Additionally, it is still unclear exactly how the Zika virus causes microcephaly and other neurological problems. However, researchers believe the virus may disrupt fetal brain development by infecting and damaging developing nerve cells (Guarner & Hale, 2019). Zika is similar to other Flaviviridae family viruses, including Japanese encephalitis, dengue, and West Nile viruses (Favoretto et al., 2019). Like Zika, mosquitoes primarily transmit these viruses and can cause serious neurological problems. However, Zika appears to be much more virulent than other Flaviviridae viruses; while dengue and West Nile typically cause only mild symptoms or no symptoms at all, Zika can lead to severe birth defects.

Moreover, the Zika virus is a member of the Flaviviridae family, which includes other viruses such as dengue, West Nile, and yellow fever. Although these viruses share some common features, each has unique characteristics that can be studied to better understand how Zika functions. For example, dengue and Zika are transmitted by the same type of mosquito, but dengue causes much more severe symptoms than Zika (Guarner & Hale, 2019). This difference could help scientists develop treatments for Zika that are more specific and less harmful than current options for dengue. Additionally, the West Nile virus rarely causes serious illness in humans; therefore, understanding why this is the case could lead to insights into how to make Zika less harmful. Similarly, the Zika virus is transmitted by mosquitoes, while dengue and yellow fever are transmitted by other insects (Guarner & Hale, 2019). In addition, the Zika virus can lead to serious birth defects in pregnant women, while dengue and yellow fever do not appear to cause these same defects. Finally, the Zika virus has been found in parts of Africa and Asia where dengue and yellow fever are absent.

Conclusion

In conclusion, the Zika virus is a mosquito-borne flavivirus that was first identified in 1947. It is closely related to other well-known viruses in the Flaviviridae family, such as dengue fever, yellow fever, and Japanese encephalitis. Zika infection hallmarks include mild fever, maculopapular rash, and conjunctivitis.
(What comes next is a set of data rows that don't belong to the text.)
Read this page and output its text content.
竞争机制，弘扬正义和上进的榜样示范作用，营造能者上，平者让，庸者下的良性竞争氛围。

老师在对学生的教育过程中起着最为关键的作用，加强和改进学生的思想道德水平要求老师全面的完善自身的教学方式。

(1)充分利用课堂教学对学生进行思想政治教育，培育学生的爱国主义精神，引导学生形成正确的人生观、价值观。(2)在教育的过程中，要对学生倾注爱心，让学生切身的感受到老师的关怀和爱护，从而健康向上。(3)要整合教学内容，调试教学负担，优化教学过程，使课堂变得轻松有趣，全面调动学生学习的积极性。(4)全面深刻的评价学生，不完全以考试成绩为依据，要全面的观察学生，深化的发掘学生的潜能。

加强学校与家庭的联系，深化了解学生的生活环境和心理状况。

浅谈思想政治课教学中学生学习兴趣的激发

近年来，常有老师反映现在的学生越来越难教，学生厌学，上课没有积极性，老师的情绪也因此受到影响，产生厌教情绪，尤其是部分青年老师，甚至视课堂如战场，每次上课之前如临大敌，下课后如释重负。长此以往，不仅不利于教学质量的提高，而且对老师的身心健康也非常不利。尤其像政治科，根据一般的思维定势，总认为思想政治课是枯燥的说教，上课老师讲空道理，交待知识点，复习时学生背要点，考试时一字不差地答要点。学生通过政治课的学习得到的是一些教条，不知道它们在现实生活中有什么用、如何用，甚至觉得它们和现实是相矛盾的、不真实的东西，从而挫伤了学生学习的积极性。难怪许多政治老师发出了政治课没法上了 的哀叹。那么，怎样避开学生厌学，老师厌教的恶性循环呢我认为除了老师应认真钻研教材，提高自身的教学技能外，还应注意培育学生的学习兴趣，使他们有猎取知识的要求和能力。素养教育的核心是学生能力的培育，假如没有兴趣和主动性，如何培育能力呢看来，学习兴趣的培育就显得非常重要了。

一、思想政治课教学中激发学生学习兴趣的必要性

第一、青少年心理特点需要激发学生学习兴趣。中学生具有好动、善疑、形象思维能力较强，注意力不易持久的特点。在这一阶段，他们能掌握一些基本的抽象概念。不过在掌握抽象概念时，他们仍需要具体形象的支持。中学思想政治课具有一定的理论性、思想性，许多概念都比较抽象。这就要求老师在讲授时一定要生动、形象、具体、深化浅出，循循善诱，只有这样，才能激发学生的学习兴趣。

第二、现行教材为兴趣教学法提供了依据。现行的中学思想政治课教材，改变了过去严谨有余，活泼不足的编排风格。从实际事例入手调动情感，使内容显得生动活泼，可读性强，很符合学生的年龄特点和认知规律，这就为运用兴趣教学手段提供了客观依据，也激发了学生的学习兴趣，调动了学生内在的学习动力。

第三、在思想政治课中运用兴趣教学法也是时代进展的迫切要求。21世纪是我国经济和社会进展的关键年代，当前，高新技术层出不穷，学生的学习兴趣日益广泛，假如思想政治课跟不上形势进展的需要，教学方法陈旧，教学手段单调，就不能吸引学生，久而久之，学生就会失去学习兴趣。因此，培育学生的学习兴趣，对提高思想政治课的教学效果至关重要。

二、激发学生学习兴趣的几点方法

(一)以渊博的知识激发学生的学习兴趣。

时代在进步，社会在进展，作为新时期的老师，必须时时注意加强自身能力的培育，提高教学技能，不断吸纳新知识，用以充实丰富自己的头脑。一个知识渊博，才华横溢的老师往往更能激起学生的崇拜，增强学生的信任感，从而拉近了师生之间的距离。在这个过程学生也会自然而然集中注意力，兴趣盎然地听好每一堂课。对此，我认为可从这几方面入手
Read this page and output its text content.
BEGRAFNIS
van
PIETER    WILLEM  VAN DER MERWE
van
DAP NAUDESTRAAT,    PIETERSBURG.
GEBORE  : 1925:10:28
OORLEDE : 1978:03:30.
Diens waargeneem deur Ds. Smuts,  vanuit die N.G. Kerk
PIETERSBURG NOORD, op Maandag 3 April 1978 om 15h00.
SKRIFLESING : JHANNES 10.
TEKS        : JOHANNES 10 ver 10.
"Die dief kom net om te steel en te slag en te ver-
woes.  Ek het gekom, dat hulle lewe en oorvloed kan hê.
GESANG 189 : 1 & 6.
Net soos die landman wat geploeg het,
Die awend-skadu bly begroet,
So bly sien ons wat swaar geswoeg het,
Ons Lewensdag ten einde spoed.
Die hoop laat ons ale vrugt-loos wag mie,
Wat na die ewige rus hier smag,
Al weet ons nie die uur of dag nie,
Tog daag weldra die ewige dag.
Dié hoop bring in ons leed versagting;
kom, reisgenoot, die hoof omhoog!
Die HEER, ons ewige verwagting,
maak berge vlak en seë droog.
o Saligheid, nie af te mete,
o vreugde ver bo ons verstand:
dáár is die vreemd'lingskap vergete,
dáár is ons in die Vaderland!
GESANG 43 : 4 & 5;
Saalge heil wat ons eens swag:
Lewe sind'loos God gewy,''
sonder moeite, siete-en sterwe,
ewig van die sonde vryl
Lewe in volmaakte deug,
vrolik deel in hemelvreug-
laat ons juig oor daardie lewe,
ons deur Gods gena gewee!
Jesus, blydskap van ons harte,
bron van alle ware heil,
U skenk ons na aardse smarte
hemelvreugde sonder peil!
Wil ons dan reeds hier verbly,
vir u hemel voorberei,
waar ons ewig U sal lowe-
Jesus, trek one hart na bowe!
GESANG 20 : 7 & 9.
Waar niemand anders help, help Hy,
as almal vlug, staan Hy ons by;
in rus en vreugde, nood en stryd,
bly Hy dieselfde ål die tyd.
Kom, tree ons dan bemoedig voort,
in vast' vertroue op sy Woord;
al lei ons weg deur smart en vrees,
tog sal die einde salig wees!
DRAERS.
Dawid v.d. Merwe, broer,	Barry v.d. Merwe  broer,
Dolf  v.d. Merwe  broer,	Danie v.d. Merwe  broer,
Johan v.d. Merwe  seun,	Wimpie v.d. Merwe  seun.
The illness is typically self-limiting and lasts for a few days. While the majority of infections are asymptomatic, Zika has been linked to serious health conditions in some rare cases. These include microcephaly (an abnormally small head) in newborns whose mothers were infected during pregnancy and Guillain-Barré syndrome.

References

Favoretto, S. R., Araujo, D. B., Duarte, N., Oliveira, D., da Crus, N. G., Mesquita, F., Leal, F., Machado, R., Gaio, F., Oliveira, W. F., Zanotto, P., & Durigon, E. L. (2019). Zika virus in peridomestic neotropical primates, Northeast Brazil. EcoHealth, 16(1), 61–69.

Guarner, J., & Hale, G. L. (2019). Four human diseases with significant public health impact caused by mosquito-borne flaviviruses: West Nile, Zika, dengue and yellow fever. Seminars in Diagnostic Pathology, 36(3), 170–176.

Nico, D., Conde, L., Rivera-Correa, J. L., Vasconcelos-Dos-Santos, A., Mesentier-Louro, L., Freire-de-Lima, L., Arruda, M. B., Freire-de-Lima, C. G., Ferreira, O., Jr, Lopes Moreira, M. E., Zin, A. A., Vasconcelos, Z., Otero, R. M., Palatnik-de-Sousa, C. B., Tanuri, A., Todeschini, A. R., Savino, W., Rodriguez, A., & Morrot, A. (2018). Prevalence of IgG autoantibodies against gd3 ganglioside in acute Zika virus infection. Frontiers in Medicine, 5, 25.